The Echoing Grove

Reviews by:
Helen
Anna

The Echoing Grove

I first came across The Echoing Grove in my early twenties, during a period when I was unhappily unemployed and living in a bedsit far from my parental home. At that time, West Bridgford Library stocked lots of Virago paperbacks and having no other occupation I set to to read my way through them all. This 1953 novel of Rosamund Lehmann's, along with her earlier The Weather in the Streets, made a haunting impression on me, and some lines I have carried with me always [see the ticker tape quotes]. For example, whenever I think I might be applying too much make-up, and epecially since I left my thirties behind, I think of Rickie's thought about his wife "beginning to plaster it on, like all of them...”.

I've re-read it several times over the past few years, and if I see it in a second hand bookshop I always buy it. I lend them out, as you do, and of course they don't come back, but I'm pleased to find two copies on my shelf, one of them a Collins Book Society Choice first edition (marked up at 45p).

Reading it this month I was astonished to find it much harder going than I recalled. Not the time shifts - I love the way Rosamund Lehmann slowly layers events and interior monologues to build our understanding of plot and characters. And the adultery plot has me in total thrall, although the Stepney days are a bit of a chore to get through. No, it's the prose; I hadn't remembered it being so poetic and wrought - possibly overwraught. I agree with a fellow reader [from the book group] that it could do with a good edit. Actually I'd love to attempt that job myself.

I couldn't agree with one reader's expressed view that many of the characters, in particular Rickie, are two dimensional. I entered right inside most of them, particularly Rickie. (Repetitions - the echoes of The Echoing Grove being ubiquitous in the novel). At book group I protested: "My heart bled for him". And as another reader pointed out: he is literally bleeding to death inside. The novel did seem to divide the group. In An Appreciation (1985) Gillian Tindall writes of it,

"It is not a book for the young who are still inventing their lives, but the middle aged, to whom experience has become a palimpsest with recurrent patterns. A woman of my aquaintance, whose own life-patterns have been far more fortunate than RL's, has said that nevertheless she finds TEG so sad that she can hardly bear to read it. What effect its terrible honesty must have on readers who are themselves in the grip of destructive patterns, one can hardly bear to think."

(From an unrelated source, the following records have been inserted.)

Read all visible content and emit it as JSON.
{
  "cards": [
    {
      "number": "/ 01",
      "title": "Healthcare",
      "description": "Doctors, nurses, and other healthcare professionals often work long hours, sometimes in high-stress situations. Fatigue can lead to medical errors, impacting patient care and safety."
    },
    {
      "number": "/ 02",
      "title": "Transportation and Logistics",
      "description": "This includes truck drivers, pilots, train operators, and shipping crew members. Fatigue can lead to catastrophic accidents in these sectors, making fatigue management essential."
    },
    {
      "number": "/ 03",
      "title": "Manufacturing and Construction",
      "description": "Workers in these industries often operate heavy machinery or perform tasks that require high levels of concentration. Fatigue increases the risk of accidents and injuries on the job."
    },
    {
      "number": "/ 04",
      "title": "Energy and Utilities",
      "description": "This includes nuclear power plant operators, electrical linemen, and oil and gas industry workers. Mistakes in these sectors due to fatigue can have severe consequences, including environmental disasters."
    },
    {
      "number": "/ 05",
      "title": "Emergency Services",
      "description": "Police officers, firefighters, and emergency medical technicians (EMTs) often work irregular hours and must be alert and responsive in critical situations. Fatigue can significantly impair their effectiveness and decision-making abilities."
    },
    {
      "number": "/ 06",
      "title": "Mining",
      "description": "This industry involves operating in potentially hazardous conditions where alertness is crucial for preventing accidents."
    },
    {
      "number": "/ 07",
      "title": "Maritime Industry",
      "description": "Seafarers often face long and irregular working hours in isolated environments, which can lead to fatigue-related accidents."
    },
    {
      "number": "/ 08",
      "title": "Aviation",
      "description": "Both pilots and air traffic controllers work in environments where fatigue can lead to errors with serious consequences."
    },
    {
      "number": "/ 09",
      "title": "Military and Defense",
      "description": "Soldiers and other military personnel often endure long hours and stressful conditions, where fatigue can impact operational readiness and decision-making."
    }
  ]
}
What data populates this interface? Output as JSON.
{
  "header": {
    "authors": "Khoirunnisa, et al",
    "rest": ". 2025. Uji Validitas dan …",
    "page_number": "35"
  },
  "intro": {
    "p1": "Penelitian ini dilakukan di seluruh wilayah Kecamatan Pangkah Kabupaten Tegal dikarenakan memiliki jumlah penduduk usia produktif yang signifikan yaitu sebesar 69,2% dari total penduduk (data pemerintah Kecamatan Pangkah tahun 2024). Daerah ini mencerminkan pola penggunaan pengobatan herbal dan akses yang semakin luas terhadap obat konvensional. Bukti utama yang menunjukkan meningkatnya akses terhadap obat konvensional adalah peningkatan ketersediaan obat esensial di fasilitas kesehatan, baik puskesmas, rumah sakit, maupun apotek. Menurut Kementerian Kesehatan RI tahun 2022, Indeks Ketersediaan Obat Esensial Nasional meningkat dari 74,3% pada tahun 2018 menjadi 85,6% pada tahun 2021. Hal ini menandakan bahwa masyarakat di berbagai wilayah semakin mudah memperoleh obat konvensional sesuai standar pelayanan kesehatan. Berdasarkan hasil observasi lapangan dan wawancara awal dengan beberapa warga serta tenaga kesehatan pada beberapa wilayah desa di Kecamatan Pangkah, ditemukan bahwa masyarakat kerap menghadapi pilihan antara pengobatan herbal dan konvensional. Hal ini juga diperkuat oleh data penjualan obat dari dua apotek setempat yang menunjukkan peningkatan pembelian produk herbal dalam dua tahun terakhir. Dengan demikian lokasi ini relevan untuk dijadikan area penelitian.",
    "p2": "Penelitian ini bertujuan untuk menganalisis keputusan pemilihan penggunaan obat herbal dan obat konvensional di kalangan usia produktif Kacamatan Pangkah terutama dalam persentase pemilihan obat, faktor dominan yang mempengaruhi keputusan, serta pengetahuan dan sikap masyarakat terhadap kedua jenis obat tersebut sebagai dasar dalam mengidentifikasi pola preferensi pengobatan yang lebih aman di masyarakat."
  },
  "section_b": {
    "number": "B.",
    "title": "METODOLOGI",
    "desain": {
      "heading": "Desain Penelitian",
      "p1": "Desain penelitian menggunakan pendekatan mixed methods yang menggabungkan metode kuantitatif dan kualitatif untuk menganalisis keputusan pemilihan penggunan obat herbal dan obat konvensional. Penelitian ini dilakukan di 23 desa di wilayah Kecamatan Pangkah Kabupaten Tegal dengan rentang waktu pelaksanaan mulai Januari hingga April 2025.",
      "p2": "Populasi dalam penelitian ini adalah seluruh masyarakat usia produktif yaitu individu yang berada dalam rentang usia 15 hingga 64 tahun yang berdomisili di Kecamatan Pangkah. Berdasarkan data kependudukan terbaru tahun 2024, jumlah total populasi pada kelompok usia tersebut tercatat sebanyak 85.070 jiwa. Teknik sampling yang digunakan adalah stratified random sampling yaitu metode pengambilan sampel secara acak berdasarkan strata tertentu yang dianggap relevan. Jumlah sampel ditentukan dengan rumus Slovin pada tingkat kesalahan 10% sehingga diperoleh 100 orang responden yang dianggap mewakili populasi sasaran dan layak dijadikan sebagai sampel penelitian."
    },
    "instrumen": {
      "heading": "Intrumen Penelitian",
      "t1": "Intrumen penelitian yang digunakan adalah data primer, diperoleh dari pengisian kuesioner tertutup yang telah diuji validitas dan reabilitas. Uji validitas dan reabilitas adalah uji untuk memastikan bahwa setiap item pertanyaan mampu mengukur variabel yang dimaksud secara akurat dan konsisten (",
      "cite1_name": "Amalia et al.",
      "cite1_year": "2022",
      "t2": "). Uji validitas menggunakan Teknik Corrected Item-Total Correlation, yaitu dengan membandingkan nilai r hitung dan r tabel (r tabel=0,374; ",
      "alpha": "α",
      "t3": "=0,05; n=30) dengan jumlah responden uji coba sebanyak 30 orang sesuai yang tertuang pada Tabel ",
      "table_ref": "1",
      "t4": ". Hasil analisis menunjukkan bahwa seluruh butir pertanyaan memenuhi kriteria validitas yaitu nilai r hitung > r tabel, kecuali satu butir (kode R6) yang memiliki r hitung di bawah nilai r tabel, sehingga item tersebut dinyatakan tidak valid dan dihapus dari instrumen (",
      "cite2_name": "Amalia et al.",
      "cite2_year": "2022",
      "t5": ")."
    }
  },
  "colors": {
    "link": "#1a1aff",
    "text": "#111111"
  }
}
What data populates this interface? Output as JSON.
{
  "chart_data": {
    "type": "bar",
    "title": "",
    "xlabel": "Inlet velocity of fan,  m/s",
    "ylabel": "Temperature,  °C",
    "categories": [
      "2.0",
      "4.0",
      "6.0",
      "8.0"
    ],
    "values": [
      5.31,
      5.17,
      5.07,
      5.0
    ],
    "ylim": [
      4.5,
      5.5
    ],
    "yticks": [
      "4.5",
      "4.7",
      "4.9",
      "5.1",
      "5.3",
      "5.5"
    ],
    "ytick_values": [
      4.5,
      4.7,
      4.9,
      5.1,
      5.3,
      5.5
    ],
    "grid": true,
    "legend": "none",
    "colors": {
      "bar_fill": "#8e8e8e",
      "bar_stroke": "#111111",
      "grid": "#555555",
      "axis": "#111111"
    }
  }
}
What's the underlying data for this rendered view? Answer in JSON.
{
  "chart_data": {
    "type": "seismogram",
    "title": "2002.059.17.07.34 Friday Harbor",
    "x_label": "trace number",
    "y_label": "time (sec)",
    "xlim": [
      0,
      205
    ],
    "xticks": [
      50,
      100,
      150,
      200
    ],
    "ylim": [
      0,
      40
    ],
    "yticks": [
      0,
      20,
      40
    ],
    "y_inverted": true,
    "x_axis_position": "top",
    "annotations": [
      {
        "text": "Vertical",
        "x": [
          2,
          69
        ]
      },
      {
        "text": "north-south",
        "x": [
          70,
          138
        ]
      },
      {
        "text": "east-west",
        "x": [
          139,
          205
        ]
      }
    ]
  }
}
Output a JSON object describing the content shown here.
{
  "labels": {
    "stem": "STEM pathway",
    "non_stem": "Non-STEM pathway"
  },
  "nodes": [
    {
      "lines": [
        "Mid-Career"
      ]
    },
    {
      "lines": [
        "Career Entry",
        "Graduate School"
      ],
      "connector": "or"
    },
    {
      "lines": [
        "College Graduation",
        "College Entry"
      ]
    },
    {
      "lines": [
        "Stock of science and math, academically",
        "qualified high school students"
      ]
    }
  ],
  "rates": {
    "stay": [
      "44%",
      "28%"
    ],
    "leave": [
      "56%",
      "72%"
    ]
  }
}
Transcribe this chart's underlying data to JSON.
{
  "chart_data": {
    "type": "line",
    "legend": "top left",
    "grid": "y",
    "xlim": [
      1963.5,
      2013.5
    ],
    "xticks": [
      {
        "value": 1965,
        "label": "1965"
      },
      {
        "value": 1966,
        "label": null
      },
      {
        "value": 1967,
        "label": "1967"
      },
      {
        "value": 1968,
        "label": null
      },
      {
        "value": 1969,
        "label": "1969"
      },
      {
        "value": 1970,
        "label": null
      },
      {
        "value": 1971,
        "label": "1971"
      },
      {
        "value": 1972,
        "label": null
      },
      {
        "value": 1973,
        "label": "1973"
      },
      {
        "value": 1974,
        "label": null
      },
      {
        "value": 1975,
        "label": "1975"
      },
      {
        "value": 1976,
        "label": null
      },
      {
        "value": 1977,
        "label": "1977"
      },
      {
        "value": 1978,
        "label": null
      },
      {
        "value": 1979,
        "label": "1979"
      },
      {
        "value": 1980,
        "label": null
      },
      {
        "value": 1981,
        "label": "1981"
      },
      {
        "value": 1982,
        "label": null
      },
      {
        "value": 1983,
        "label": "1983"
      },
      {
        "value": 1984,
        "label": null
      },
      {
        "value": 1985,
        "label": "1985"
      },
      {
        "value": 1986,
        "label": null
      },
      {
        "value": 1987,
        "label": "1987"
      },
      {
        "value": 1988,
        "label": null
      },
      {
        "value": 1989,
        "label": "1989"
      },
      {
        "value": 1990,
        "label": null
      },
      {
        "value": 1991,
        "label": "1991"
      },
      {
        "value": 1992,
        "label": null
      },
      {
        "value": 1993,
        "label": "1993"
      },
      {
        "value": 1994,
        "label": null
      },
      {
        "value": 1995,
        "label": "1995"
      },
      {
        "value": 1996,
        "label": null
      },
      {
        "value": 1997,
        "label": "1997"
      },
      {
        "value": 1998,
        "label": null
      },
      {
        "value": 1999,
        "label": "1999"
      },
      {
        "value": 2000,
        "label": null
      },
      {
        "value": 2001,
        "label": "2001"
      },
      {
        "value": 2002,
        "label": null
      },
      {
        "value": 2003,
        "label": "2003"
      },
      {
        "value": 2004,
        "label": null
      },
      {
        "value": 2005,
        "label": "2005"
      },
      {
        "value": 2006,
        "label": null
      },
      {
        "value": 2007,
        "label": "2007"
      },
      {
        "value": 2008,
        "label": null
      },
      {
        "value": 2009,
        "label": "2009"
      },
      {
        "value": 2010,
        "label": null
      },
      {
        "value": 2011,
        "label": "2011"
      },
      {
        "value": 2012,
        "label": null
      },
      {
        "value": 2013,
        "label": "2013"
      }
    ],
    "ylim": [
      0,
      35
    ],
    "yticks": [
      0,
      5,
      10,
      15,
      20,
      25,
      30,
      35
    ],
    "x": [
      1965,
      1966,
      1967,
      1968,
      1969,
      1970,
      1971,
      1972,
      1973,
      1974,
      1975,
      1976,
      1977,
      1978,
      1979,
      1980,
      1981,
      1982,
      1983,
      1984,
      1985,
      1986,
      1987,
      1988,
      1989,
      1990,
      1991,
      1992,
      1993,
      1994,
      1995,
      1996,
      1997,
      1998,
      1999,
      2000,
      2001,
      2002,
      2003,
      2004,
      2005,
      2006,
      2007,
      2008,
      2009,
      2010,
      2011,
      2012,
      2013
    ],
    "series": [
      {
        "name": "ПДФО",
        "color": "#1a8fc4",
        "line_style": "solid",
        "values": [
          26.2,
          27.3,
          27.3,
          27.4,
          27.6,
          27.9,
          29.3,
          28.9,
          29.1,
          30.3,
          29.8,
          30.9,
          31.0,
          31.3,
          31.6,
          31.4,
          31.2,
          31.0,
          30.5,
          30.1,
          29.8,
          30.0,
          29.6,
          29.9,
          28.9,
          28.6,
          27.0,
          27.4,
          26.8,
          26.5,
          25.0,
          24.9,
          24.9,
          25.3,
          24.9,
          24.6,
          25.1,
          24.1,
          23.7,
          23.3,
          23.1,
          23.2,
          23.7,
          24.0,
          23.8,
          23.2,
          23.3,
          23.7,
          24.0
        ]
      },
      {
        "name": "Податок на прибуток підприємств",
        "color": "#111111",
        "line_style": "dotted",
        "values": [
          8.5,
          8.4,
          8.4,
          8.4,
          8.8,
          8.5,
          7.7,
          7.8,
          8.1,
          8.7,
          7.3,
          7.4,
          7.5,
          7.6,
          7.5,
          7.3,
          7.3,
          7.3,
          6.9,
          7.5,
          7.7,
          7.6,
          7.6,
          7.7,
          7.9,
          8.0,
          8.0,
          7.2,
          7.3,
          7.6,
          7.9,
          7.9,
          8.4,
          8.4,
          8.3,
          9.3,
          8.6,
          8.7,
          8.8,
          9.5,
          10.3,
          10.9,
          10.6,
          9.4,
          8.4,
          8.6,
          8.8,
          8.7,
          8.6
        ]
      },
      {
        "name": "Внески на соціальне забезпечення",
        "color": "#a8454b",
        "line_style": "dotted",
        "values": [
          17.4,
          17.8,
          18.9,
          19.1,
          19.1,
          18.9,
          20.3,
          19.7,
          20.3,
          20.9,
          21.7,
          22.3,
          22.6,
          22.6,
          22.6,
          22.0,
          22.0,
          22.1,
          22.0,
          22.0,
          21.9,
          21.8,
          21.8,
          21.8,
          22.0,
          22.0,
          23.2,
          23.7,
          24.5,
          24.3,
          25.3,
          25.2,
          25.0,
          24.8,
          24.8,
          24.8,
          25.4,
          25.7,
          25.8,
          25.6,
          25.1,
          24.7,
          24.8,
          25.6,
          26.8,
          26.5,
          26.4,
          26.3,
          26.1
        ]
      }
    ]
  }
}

Not sure what that says about my younger self, who adored it. And I guess, brought a higher level of mental or intellectual energy to its poetry than I can normally muster these days. After all, I used to lap up Henry James too, in those days. But for all its artistic flaws (and I can see too many to list here), the fates of Rickie, Dinah and Madeleine will haunt me ever.

By the way my dictionary defines palimpsest as: a manuscript on which two or more successive texts have been written, each one being erased to make room for the next.

Helen, May 2005

The Echoing Grove – Rosamond Lehmann

9/5/05 at Helen’s

Everyone agreed that it was not an easy read. Lehmann’s prose is like a tangled maze that you have to pick your way through. She tends to use thirty six words where three and a half will do. She changes from third to first person mid paragraph, and moves from one scene to another in the middle of a sentence. On one page the first person might be from Rickie’s point of view, but half way down the next it changes to Madeleine’s or Dinah’s, then back again. She describes a scene three ways from three different points of view, and backtracks endlessly. To keep on top of this takes careful reading and a lot of concentration. The dividing issue was whether or not the story and the characters deserved that level of attention.

The main sticking point was Rickie. Was he a wonderful character, full of feeling and depth, whose emotions wrung our hearts and whose inability to express and deal with those emotions was his tragedy and the crux of the book? Or was he two dimensional and boring and not worth all the fuss? It sounds unlikely that two such differing opinions could be held about the same character, but it was a fairly even divide, both groups feeling as strongly as the other.

 In the end we had to agree to disagree.

We all found the passage which deals with the loss of Dinah’s baby moving. And we were interested in the relationship between the two sisters, perhaps wishing that this could have been further explored.

It is very much a book of its time and class. Most of the characters have no need to earn money or to work. They have servants and even Rickie’s job seems to be a bit of a when-I-feel-like-it affair. They have time on their hands in which to pore over nuances of diction and inflection at a dinner conversation, and to agonise over the state of their hearts.

Helen quotes Gillian Tindall saying that the book was not for the young. But we felt differently. At twenty you might have patience with this level of self-absorption, but ten, twenty, thirty years down the line some of us felt we wanted to tell them to pull themselves together and get on with life.